Он с одного взгляда раскумекал, что она беглая, но промолчал. Пожевал губами, глянул зорко, а опосля изрёк:
— Ты вот что, Наташка, от меня не отходи ни на шаг, чтобы наших баб не злить да мужиков не раззадоривать. А буде кто посторонний про тебя спросит, говори, что дочка.
Видать, сам из беглых, раз приветил, а может, она и вправду с его дочкой лицом схожа. За неделю, что шла с шерстобитами, маленько отъелась на артельных харчах. Из глаз исчезла смертельная обречённость, расправились плечи. Ужель не оставила её Богородица Своим попечением? Видать, так и нужно, чтоб она по своей судьбе шла не прямым трактом, а извилистыми тропками с топями и островками суши.

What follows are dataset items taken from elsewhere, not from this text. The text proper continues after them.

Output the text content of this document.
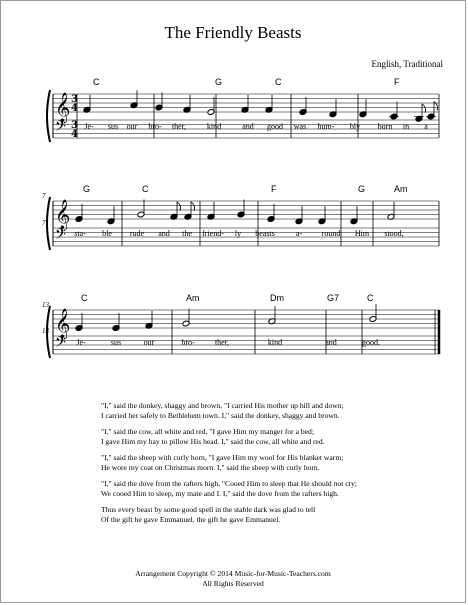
The Friendly Beasts
English, Traditional
𝄞
𝄢
3
4
3
4
C	G	C	F
Je- sus our bro- ther,	kind	and good was hum- bly born in a
𝄞
𝄢
G	C	F	G	Am
sta- ble rude and the friend- ly beasts	a- round Him stood,
7
7
𝄞
𝄢
C	Am	Dm	G7	C
Je-	sus	our	bro-	ther,	kind	and	good.
13
13
"I," said the donkey, shaggy and brown, "I carried His mother up hill and down;
I carried her safely to Bethlehem town. I," said the donkey, shaggy and brown.
"I," said the cow, all white and red, "I gave Him my manger for a bed;
I gave Him my hay to pillow His head. I," said the cow, all white and red.
"I," said the sheep with curly horn, "I gave Him my wool for His blanket warm;
He wore my coat on Christmas morn. I," said the sheep with curly horn.
"I," said the dove from the rafters high, "Cooed Him to sleep that He should not cry;
We cooed Him to sleep, my mate and I. I," said the dove from the rafters high.
Thus every beast by some good spell in the stable dark was glad to tell
Of the gift he gave Emmanuel, the gift he gave Emmanuel.
Arrangement Copyright © 2014 Music-for-Music-Teachers.com
All Rights Reserved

Артельщики и провели её в град Петров через все рогатки, где беспаспортных ловили и отправляли в остроги. У первого же каменного дома распрощались.
Старшина её перекрестил и в лоб поцеловал:
— Иди девонька, да помни: на всё Божия воля. Будет трудно — не ропщи, будет легко — помогай другим, как мы тебе помогли.
В городе повезло ещё раз, потому что почти сразу удалось найти заброшенную баньку с полусгнившим полом. Там она и обитала, перебиваясь разными подаяниями. Загадывать о будущем не смела — прожит день, и ладно. Два раза только выбралась на люди — на казнь Мировича и поглядеть на катальную горку. И если бы не Маркел, то быть бы ей в кандалах в каком-нибудь подвале князя Щепкина-Разуваева, а то и того хуже — на морозе без одежды.
Подняв голову, Наташа посмотрела на Маркела. Он стоял в расстёгнутом тулупе и ожидал ответа на своё приглашение. Ей до боли захотелось кинуться к нему, опереться на сильные плечи, и чтобы он запахнул тулуп и побаюкал её, как маленькую, отгоняя прочь её страх и стыд.
— Нет, Маркел, не могу к тебе пойти — сам знаешь, что бывает тому, кто беглых укрывает.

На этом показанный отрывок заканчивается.